For simple user queries, a search engine can reliably find the correct content using keyword matching alone.
A “red toaster” query pulls up all of the products with “toaster” in the title or description, and red in the color attribute.
Add synonyms like maroon for red, and you can match even more toasters.
But things start to become more difficult quickly: You have to add these synonyms yourself, and your search will also bring up toaster ovens.
This is where semantic search comes in.
Semantic search attempts to apply user intent and the meaning (or semantics) of words and phrases to find the right content.
It goes beyond keyword matching by using information that might not be present immediately in the text (the keywords themselves) but is closely tied to what the searcher wants.
For example, finding a sweater with the query “sweater” or even “sweeter” is no problem for keyword search, while the queries “warm clothing” or “how can I keep my body warm in the winter?” are better served by semantic search.
As you can imagine, attempting to go beyond the surface-level information embedded in the text is a complex endeavor.
It has been attempted by many and incorporates a lot of different components.
Additionally, as with anything that shows great promise, semantic search is a term that is sometimes used for search that doesn’t truly live up to the name.
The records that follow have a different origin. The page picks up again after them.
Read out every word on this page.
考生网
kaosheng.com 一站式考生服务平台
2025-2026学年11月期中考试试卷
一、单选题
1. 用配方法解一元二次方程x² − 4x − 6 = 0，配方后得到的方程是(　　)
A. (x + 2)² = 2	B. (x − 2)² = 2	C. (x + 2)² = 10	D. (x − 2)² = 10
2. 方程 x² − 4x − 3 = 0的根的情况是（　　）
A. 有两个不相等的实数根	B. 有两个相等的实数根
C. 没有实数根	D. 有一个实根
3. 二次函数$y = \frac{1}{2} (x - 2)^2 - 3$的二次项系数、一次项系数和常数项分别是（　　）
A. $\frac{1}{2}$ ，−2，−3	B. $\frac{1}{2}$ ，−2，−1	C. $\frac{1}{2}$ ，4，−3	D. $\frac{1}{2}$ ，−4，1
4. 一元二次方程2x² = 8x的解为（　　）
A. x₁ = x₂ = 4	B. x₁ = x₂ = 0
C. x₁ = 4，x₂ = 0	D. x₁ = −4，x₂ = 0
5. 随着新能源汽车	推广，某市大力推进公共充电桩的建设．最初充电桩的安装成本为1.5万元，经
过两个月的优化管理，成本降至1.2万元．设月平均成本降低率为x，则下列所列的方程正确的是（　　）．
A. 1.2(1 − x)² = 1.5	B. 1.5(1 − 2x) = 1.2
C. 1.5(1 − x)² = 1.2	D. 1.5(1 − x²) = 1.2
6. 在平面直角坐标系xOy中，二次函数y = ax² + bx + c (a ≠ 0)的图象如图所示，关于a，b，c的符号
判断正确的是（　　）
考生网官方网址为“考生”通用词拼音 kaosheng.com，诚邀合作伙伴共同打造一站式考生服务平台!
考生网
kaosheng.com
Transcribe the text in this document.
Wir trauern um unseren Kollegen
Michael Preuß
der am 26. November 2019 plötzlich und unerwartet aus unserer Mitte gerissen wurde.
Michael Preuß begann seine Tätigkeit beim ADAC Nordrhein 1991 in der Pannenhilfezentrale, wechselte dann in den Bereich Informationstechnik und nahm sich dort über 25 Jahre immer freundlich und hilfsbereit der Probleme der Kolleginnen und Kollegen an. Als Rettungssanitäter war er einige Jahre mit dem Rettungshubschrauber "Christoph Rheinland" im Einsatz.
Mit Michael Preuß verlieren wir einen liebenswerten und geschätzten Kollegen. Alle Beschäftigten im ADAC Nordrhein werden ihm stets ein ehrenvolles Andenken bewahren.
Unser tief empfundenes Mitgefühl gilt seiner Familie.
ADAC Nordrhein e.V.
To understand whether semantic search is applicable to your business and how you can best take advantage, it helps to understand how it works, and the components that comprise semantic search.
What Are The Elements Of Semantic Search?
Semantic search applies user intent, context, and conceptual meanings to match a user query to the corresponding content.
It uses vector search and machine learning to return results that aim to match a user’s query, even when there are no word matches.
These components work together to retrieve and rank results based on meaning.
One of the most fundamental pieces is that of context.
Context
The context in which a search happens is important for understanding what a searcher is trying to find.
Context can be as simple as the locale (an American searching for “football” wants something different compared to a Brit searching the same thing) or much more complex.
An intelligent search engine will use the context on both a personal level and a group level.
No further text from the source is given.